It is no secret that I believe European living is healthier, more natural and perhaps more content than the lifestyle followed in the States. Money does not hold the same sway here as it does in America, and what you do in your free time is much more important than how you make your living. The French find extreme value in leisure, taking care of themselves, their appearance and also the pleasure of taking tastes of indulgence.
Actually, the French have a time dedicated to “tasting” everyday. This goût at about 4:15pm is taken seroiusly, too. I asked the father of a girl I tutor what they snack on during this time. I expected something like tea and coffee; rather, he said they eat cake, chocolate or sometimes fruit. “Goût” literally translates into “taste”—they just get a taste of sweetness to hold themselves over between lunch at around 12:15 pm and dinner at 7:15 pm. This father was actually abhorred that in the US, we typically eat lunch at noon, dinner at around 6, and that’s supposed to be it with maybe one little snack after.
While I admire this ability to savor one or two squares of chocolate everyday, I just can’t do it. For me, it requires self-control to stop after just a taste, while in France, it is the norm. I am always left wanting more, but they are completely satisfied with it’s lingering taste. Overall, I’d identify my personality as being somewhat all-or-nothing, but isn’t this true for many people I know? How many times have I said or heard, “It’s better if I just don’t start” or “If I start I don’t stop”?
I was raised on the belief in intensity: in school, you work for straight A’s; in volleyball, everything had to be harder and stronger than last time; and in a career, it is expected that you work long hours doing awful work until you earn the power to make someone stay in your place. America is a place where money is a product of hard work, and leisure is reserved for declared vacations, not the everyday.
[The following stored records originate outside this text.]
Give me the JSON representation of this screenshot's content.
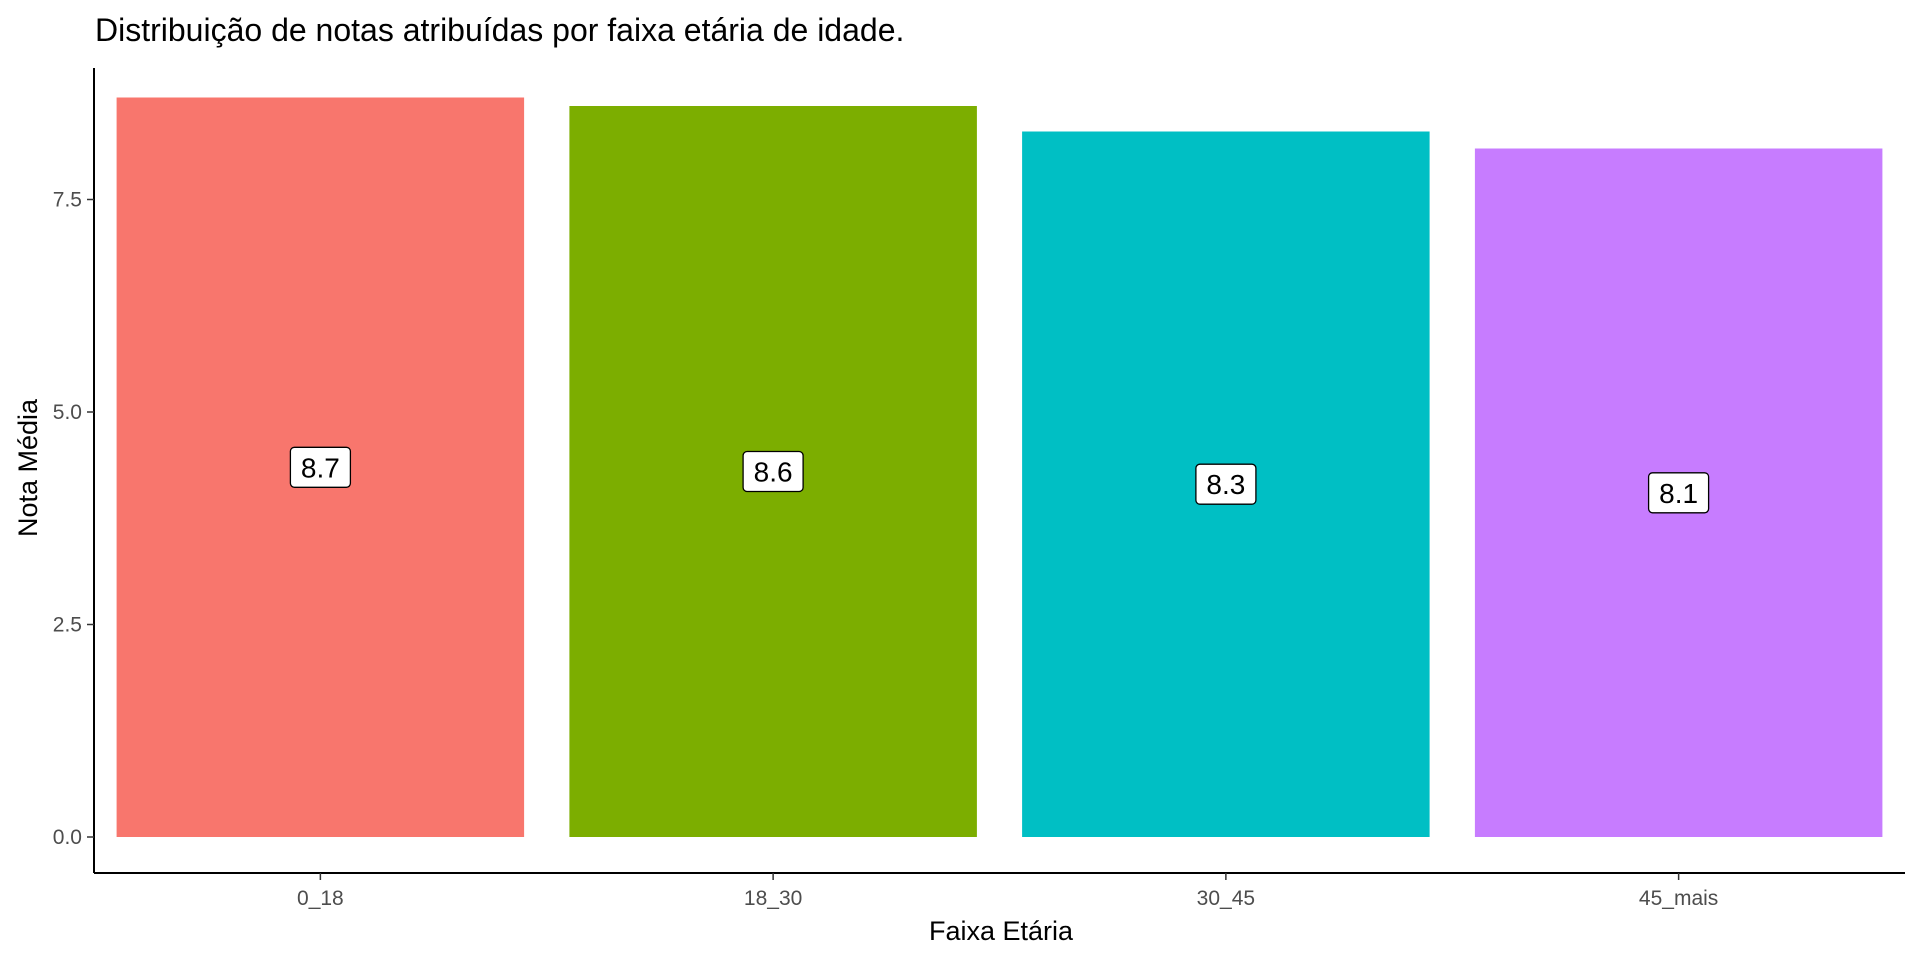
{
  "chart_data": {
    "type": "bar",
    "title": "Distribuição de notas atribuídas por faixa etária de idade.",
    "xlabel": "Faixa Etária",
    "ylabel": "Nota Média",
    "categories": [
      "0_18",
      "18_30",
      "30_45",
      "45_mais"
    ],
    "values": [
      8.7,
      8.6,
      8.3,
      8.1
    ],
    "data_labels": [
      "8.7",
      "8.6",
      "8.3",
      "8.1"
    ],
    "colors": [
      "#F8766D",
      "#7CAE00",
      "#00BFC4",
      "#C77CFF"
    ],
    "ylim": [
      0,
      9.1
    ],
    "yticks": [
      0,
      2.5,
      5,
      7.5
    ],
    "ytick_labels": [
      "0.0",
      "2.5",
      "5.0",
      "7.5"
    ],
    "grid": false,
    "legend": "none"
  }
}
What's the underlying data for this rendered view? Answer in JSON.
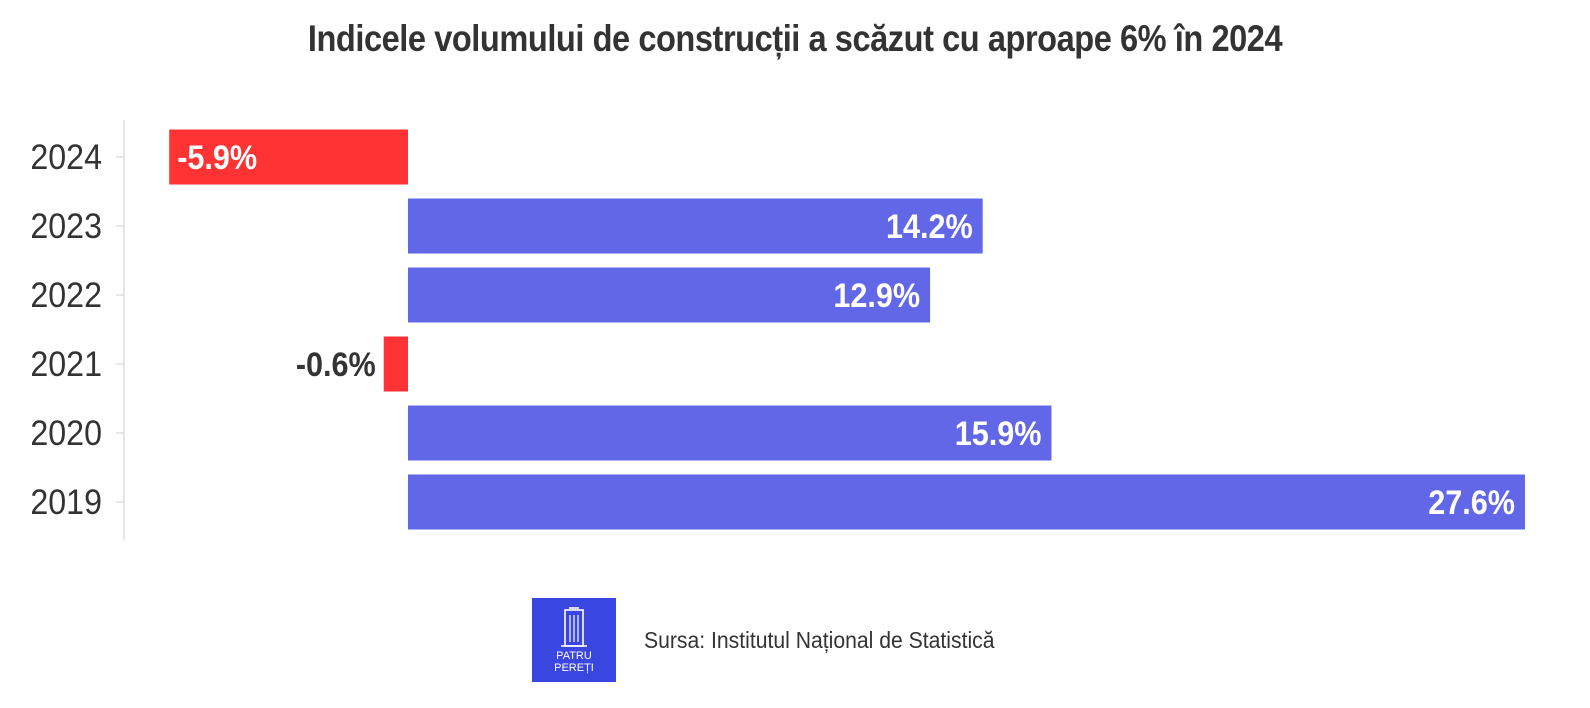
{
  "title": "Indicele volumului de construcții a scăzut cu aproape 6% în 2024",
  "source": "Sursa: Institutul Național de Statistică",
  "logo": {
    "line1": "PATRU",
    "line2": "PEREȚI",
    "icon": "building-icon"
  },
  "colors": {
    "positive": "#6267e8",
    "negative": "#ff3333",
    "logo_bg": "#3a46e0",
    "text": "#333333"
  },
  "chart_data": {
    "type": "bar",
    "orientation": "horizontal",
    "categories": [
      "2024",
      "2023",
      "2022",
      "2021",
      "2020",
      "2019"
    ],
    "values": [
      -5.9,
      14.2,
      12.9,
      -0.6,
      15.9,
      27.6
    ],
    "data_labels": [
      "-5.9%",
      "14.2%",
      "12.9%",
      "-0.6%",
      "15.9%",
      "27.6%"
    ],
    "xlim": [
      -6.0,
      27.6
    ],
    "grid": false,
    "xlabel": "",
    "ylabel": ""
  }
}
Whereas I used to scorn the way Americans live their lives, it’s just another way to live, and how I have been raised—for better or worse. There is a certain amount of comfort I find hearing tales of excess from friends at home while I’m sipping an espresso and nibbling on a macaron. And while I plan on bringing home a bit of the healthy, moderate French lifestyle, I do plan on coming home. I guess even I have bought into the whole “go hard or go home” American mentality of extremes.
Now where is my venti skinny vanilla soy latte?